-lings

GrammatikAffix
Wortbildung mit ›-lings‹ als Letztglied: ↗blindlings · ↗bäuchlings · ↗häuptlings · ↗jählings · ↗knielings · ↗kopflings · ↗köpflings · ↗meuchlings · ↗rittlings · ↗rücklings · ↗seitlings · ↗sträcklings · ↗vorlings · ↗ärschlings
Etymologisches Wörterbuch (Wolfgang Pfeifer)

Etymologie

-lings adverbienbildendes Formans, im älteren Nhd. und in den Mundarten recht produktiv. Nur wenige dieser Ableitungen (in der Regel von einer nominalen Basis) sind heute noch allgemein sprachüblich; sie dienen der modalen Kennzeichnung einer Handlung (vgl. blindlings, jählings, meuchlings, rittlings), gelegentlich darüber hinaus auch der Richtungsangabe (besonders im Anschluß an Körperteilbezeichnungen, vgl. bäuchlings, rücklings, früher ebenso ärschlings, häuptlings, köpflings u. ä.).
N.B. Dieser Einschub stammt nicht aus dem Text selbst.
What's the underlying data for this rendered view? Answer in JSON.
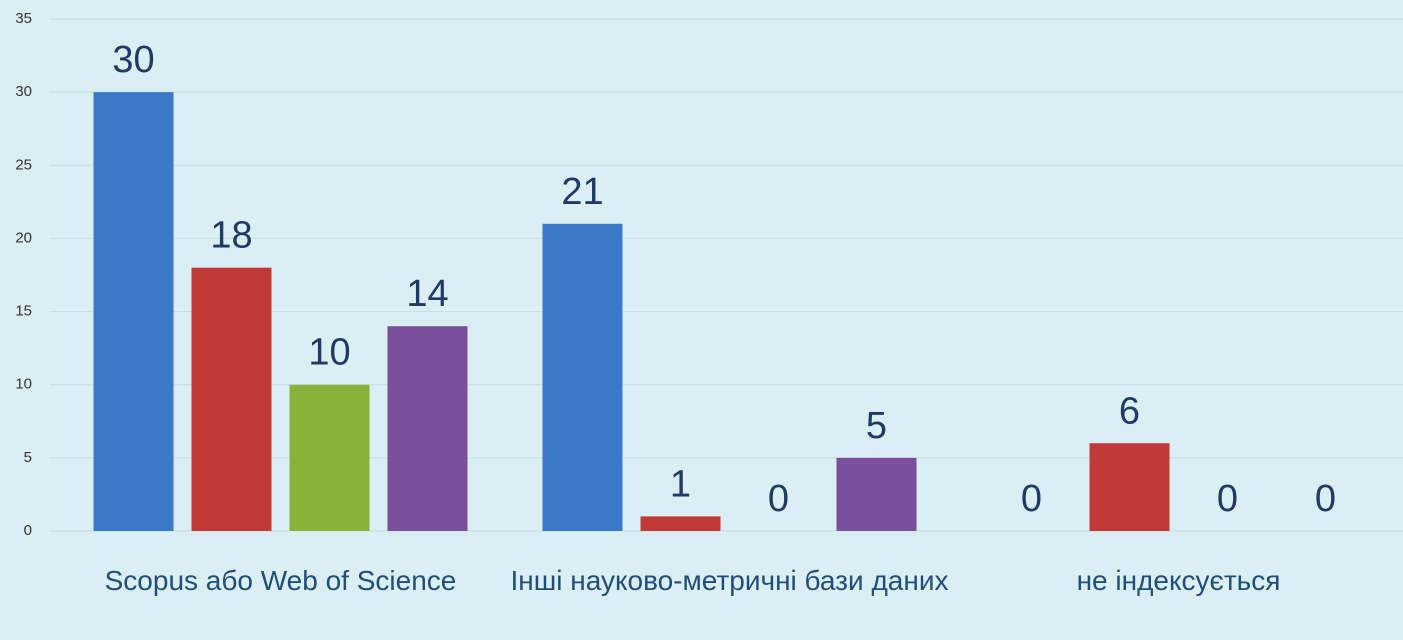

Neben -lings (mit der verbreiteten, aus erstarrten Genitiven übernommenen Adverbendung -s), das auf hd. Boden seit Anfang des 15. Jhs. bezeugt ist und vielleicht auf nd. Einfluß beruht (vgl. bereits mnd. körtelinges ‘kürzlich’, ruggelinges ‘rücklings’, willinges ‘absichtlich’ u. a.), finden sich im Frühnhd. (namentlich obd.) die Formen -ling, -lingen; sie setzen mhd. -lingen (z. B. in niuwelingen ‘kürzlich’, rückelingen ‘rücklings’, vinsterlingen ‘im Finstern’), ahd. -lingū̌n, -lingon (z. B. in arselingūn ‘rücklings’, blintilingon ‘blindlings’, stuzzelingūn ‘planlos’) fort. Daß das l dieses Wortbildungselements erst sekundär angetreten ist (wohl analog zu Ableitungen, die zum Wortstamm gehörendes -l- enthalten, vgl. etwa ahd. hālingon, -un ‘heimlich’, ītalingūn ‘vergeblich’, zu ↗Hehl bzw. ↗eitel, s. d.), zeigen die in früher Zeit gleichermaßen nachweisbaren Adverbien auf ahd. -ingū̌n, -ingon (z. B. ahd. arawingūn, ardingū̌n ‘umsonst, grundlos’, fāringūn ‘plötzlich, aus dem Hinterhalt’), mhd. (selten) -ingen (z. B. væringen ‘aus dem Hinterhalt’); vgl. entsprechendes asächs. -ungo, mnd. -ingen, -inges, aengl. -unga, -inga, got. -iggō. Diese Adverbialsuffixe haben offenbar in nominalen Flexionsformen ihren Ursprung. Im Kern stimmen sie wahrscheinlich überein mit dem bei maskulinen Substantiven vorkommenden, die Zugehörigkeit ausdrückenden Morphem germ. -inga-, -unga-, das in ahd. -(l)ing, mhd. -(l)inc, nhd. -(l)ing begegnet (z. B. Fremdling, Häuptling, Jüngling, Lehrling sowie Hering, König, Pfennig).